A causal loop, in the context of time travel or the causal structure of spacetime, is a sequence of events (actions, information, objects, people) in which an event is among the causes of another event, which in turn is among the causes of the first-mentioned event. Such causally-looped events then exist in spacetime, but their origin cannot be determined. A hypothetical example of a causality loop is given of a billiard ball striking its past self: the billiard ball moves in a path towards a time machine, and the future self of the billiard ball emerges from the time machine before its past self enters it, giving its past self a glancing blow, altering the past ball's path and causing it to enter the time machine at an angle that would cause its future self to strike its past self the very glancing blow that altered its path.
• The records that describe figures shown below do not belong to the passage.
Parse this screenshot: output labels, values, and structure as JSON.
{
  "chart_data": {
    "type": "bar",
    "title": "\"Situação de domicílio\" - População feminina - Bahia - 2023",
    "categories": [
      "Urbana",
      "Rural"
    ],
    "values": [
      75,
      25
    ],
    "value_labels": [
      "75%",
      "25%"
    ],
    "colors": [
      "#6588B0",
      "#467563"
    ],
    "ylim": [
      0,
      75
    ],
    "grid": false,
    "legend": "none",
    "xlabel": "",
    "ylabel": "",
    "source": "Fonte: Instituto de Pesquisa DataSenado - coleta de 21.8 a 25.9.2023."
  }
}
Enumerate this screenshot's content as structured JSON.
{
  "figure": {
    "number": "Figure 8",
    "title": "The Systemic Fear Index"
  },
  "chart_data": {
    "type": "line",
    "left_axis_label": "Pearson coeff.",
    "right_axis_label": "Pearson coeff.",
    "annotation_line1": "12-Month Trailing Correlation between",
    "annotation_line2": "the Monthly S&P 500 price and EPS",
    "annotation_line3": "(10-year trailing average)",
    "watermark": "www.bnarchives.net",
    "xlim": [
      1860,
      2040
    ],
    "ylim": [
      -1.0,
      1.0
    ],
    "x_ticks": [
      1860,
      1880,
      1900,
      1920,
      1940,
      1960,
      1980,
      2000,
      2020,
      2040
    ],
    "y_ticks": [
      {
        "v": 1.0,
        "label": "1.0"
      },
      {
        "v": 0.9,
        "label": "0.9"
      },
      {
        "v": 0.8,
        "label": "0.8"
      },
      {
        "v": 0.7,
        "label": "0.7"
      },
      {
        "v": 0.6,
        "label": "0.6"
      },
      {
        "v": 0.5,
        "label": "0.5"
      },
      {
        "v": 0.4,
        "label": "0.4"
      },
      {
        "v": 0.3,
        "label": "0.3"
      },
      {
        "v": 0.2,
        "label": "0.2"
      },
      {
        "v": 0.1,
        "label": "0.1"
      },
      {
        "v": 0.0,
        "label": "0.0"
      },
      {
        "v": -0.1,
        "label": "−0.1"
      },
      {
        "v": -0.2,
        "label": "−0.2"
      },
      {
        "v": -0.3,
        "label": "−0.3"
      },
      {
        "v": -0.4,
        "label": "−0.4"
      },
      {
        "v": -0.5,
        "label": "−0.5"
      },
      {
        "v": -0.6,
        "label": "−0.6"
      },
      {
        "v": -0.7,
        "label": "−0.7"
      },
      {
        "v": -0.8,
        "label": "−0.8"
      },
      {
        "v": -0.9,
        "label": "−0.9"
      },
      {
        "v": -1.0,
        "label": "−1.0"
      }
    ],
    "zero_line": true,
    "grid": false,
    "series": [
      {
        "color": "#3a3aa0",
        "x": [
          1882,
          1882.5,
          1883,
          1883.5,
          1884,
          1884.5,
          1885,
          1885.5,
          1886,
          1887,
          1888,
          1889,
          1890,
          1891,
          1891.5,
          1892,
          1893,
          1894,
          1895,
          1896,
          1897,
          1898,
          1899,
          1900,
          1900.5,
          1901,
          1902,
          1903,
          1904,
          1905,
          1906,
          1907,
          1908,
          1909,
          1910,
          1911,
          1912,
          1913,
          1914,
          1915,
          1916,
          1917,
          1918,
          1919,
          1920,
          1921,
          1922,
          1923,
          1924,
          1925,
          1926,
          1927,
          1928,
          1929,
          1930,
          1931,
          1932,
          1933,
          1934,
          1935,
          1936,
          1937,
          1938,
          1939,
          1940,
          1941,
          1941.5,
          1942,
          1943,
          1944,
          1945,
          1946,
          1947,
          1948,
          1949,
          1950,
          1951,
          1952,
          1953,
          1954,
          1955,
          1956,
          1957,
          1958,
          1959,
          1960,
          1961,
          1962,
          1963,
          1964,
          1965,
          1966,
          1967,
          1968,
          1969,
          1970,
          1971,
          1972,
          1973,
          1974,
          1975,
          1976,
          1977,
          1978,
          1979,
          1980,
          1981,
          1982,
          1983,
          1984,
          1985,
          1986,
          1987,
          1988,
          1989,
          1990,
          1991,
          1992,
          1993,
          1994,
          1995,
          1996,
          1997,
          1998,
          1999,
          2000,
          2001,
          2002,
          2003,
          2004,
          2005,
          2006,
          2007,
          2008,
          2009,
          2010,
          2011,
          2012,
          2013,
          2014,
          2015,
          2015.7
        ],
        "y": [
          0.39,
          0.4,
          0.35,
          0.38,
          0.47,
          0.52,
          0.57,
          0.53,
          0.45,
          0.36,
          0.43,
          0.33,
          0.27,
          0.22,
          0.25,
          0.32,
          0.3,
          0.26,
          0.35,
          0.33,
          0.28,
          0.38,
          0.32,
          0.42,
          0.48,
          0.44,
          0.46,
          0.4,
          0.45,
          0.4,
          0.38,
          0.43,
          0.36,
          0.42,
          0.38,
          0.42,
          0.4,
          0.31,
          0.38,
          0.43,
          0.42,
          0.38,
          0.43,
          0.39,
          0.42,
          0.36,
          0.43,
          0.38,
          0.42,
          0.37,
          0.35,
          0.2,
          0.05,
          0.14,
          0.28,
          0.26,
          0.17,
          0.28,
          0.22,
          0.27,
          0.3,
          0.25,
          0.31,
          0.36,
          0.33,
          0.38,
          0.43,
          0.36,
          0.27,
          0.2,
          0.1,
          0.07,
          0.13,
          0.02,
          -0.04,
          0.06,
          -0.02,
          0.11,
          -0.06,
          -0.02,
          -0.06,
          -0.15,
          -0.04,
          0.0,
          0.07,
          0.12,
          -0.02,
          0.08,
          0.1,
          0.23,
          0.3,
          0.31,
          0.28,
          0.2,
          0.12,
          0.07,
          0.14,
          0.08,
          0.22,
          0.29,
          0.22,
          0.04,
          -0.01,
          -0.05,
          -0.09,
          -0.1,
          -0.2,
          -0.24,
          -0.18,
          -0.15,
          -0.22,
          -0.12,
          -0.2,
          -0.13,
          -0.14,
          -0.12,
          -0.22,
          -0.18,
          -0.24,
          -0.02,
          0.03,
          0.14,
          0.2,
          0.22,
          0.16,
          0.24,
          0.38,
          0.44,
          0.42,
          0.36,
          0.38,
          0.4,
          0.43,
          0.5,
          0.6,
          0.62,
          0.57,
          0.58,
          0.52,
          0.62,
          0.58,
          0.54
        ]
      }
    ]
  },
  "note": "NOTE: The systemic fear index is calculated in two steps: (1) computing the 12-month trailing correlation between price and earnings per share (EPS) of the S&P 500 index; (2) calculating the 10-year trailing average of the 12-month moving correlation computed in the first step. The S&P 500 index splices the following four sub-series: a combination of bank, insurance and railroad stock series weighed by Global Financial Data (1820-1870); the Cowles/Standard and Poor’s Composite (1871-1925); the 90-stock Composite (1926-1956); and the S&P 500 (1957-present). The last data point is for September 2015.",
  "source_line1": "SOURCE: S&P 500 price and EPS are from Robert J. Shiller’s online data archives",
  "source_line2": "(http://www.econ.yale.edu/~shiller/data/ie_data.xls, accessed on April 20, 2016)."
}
Backwards time travel would allow for causal loops involving events, information, people or objects whose histories form a closed loop, and thus seem to "come from nowhere." The notion of objects or information which are "self-existing" in this way is often viewed as paradoxical, with several authors referring to a causal loop involving information or objects without origin as a bootstrap paradox, an information paradox, or an ontological paradox. The use of "bootstrap" in this context refers to the expression "pulling yourself up by your bootstraps" and to Robert A. Heinlein's time travel story "By His Bootstraps". The term "time loop" is sometimes used to refer to a causal loop, but although they appear similar, causal loops are unchanging and self-originating, whereas time loops are constantly resetting.

An example of a causal loop paradox involving information is given by Everett: suppose a time traveler copies a mathematical proof from a textbook, then travels back in time to meet the mathematician who first published the proof, at a date prior to publication, and allows the mathematician to simply copy the proof. In this case, the information in the proof has no origin. A similar example is given in the television series Doctor Who of a time-traveler who copies Beethoven's music from the future and publishes it in Beethoven's time in Beethoven's name. Everett gives the movie Somewhere in Time as an example involving an object with no origin: an old woman gives a watch to a playwright who later travels back in time and meets the same woman when she was young, and gives her the same watch that she will later give to him.